Hi, I am very new to this area, and I am taking a class about bioinformatics. For an independent project assignment, I need to do a GWAS. I am using the bash terminal. I downloaded all the fastq I need, trimmed them, and converted them into bam/sam then vcf then bed/bim/fam etc. However, when I tried to perform GWAS in plink, I realized I dont have phenotype data. It supposed to have two phenotypes.
Basically there are two groups/phenotypes of fastq files, each containing 29 samples. Let's say they are group 1 and 2. For each group, I converted every fastq to sam then bam, then I combined 29 bam to one bam. Then I combined two bams (for the two groups) together to a vcf.gz. Then there is no phenotype data in the following plink files.

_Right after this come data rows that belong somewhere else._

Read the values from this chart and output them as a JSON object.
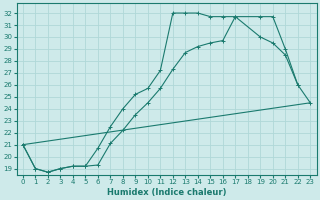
{
  "xlabel": "Humidex (Indice chaleur)",
  "bg_color": "#ceeaea",
  "grid_color": "#b0d8d8",
  "line_color": "#1a7a6e",
  "xlim": [
    -0.5,
    23.5
  ],
  "ylim": [
    18.5,
    32.8
  ],
  "xticks": [
    0,
    1,
    2,
    3,
    4,
    5,
    6,
    7,
    8,
    9,
    10,
    11,
    12,
    13,
    14,
    15,
    16,
    17,
    18,
    19,
    20,
    21,
    22,
    23
  ],
  "yticks": [
    19,
    20,
    21,
    22,
    23,
    24,
    25,
    26,
    27,
    28,
    29,
    30,
    31,
    32
  ],
  "series1_x": [
    0,
    1,
    2,
    3,
    4,
    5,
    6,
    7,
    8,
    9,
    10,
    11,
    12,
    13,
    14,
    15,
    16,
    17,
    19,
    20,
    21,
    22
  ],
  "series1_y": [
    21,
    19,
    18.7,
    19,
    19.2,
    19.2,
    19.3,
    21.1,
    22.2,
    23.5,
    24.5,
    25.7,
    27.3,
    28.7,
    29.2,
    29.5,
    29.7,
    31.7,
    31.7,
    31.7,
    29.0,
    26.0
  ],
  "series2_x": [
    0,
    1,
    2,
    3,
    4,
    5,
    6,
    7,
    8,
    9,
    10,
    11,
    12,
    13,
    14,
    15,
    16,
    17,
    19,
    20,
    21,
    22,
    23
  ],
  "series2_y": [
    21,
    19,
    18.7,
    19,
    19.2,
    19.2,
    20.7,
    22.5,
    24.0,
    25.2,
    25.7,
    27.2,
    32.0,
    32.0,
    32.0,
    31.7,
    31.7,
    31.7,
    30.0,
    29.5,
    28.5,
    26.0,
    24.5
  ],
  "series3_x": [
    0,
    23
  ],
  "series3_y": [
    21,
    24.5
  ]
}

Would really appreciate any help! like which step I might have been wrong, or what I should do to incorporate the phenotype data. Ultimately this is only an assignment, so I dont have to be perfect at every detail (like the QC steps), and I am afraid I cannot understand too complicated codes. I just want to go to the end and get a Manhattan plot or something. If there is another pipeline to do so that's also fine.
Please don't put 'urgent' in all caps. Your question is no more important than anyone else's. The error is that you combined the .bams prior to variant calling. I think you should have called variants separately for each sample and then run a GWAS on those variants.
Sorry for the confusion and wording, and thank you so much for the response! I see your point, so I will try to create vcf files for the two groups seperately. What should I do after that? Is there a way to run plink with two vcf files? Or how should I combine the two vcf while incorporating the phenotypes?